We all know it’s not going anywhere, but this year Google showed its potential to world which provoked both fear and laughter.
Maybe I’m too close to this one, but this year felt as though every site was putting up a wall penetrable only after signing away your first born (or visiting BugMeNot). Whether registration was found on Blogger- and MovableType-based services (to prevent comment spam) or every major Canadian newspaper (to imcrease ad dollars), information — if still free — was being kept on a very tight leash.
The one side-effect of this all, when combined with a surge in online revenues, might be more sites encouraging the creation of a community through comments, forums, and other initiatives — but that’s a bit too much prognostication.
Maybe I’m too far from this one, but some notable American Web pundits believe the blogger should be Time’s “Person of the Year.” (As it turned out they were mentioned in Time and chosen by ABC.) With the echo chamber that is political blogging amplified by the U.S. election (and Wonkette and Rathergate), many see this as the year blogging provided itself a valid alternative or adjunct to journalism. Thanks to the publication of Dan Gillmor’s We the Media (who resigned from the San Jose Mercury News) the concept of citizen journalism final got its manifesto. Merriam-Webster even declared it the word of the year (Peter what hath though wrought?).

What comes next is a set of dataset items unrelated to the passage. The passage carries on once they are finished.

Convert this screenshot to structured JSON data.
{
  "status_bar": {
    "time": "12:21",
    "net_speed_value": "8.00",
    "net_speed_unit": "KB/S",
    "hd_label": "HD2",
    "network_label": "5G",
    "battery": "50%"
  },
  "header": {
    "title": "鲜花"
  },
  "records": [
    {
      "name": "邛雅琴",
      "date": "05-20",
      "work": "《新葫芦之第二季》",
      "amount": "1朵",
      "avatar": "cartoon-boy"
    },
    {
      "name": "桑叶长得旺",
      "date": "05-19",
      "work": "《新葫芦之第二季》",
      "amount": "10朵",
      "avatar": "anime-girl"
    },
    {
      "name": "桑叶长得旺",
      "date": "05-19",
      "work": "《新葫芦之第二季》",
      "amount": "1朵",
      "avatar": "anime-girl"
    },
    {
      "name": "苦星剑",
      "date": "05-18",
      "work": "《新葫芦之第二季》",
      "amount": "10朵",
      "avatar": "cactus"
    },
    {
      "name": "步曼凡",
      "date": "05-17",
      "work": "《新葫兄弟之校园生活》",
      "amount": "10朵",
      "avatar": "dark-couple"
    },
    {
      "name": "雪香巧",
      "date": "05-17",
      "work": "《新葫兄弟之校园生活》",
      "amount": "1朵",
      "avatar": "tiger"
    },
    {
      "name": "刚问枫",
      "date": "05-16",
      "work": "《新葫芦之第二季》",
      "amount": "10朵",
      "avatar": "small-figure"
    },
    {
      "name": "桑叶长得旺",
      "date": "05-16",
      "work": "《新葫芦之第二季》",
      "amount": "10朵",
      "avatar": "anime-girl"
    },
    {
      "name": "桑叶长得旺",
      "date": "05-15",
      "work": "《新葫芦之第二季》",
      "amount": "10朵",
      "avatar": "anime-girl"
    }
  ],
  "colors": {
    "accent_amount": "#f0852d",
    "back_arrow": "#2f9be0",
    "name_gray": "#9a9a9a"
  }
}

In Canada, blogging has yet to penetrate the mainstream. City blogs have crept onto the scene and spurred at least one alt-weekly to start a blog. A few more journalists have started blogging here, and while the Globe and Mail added more blogs (all run by Mathew Ingram) the National Post closed its sole effort.
Still, no one outside a very few of my more Web-minded colleagues keep regular blogs, and almost no one admits to reading them.
Really, its more of a promise: the long-promised redesign will happen this year or this site will close-up shop.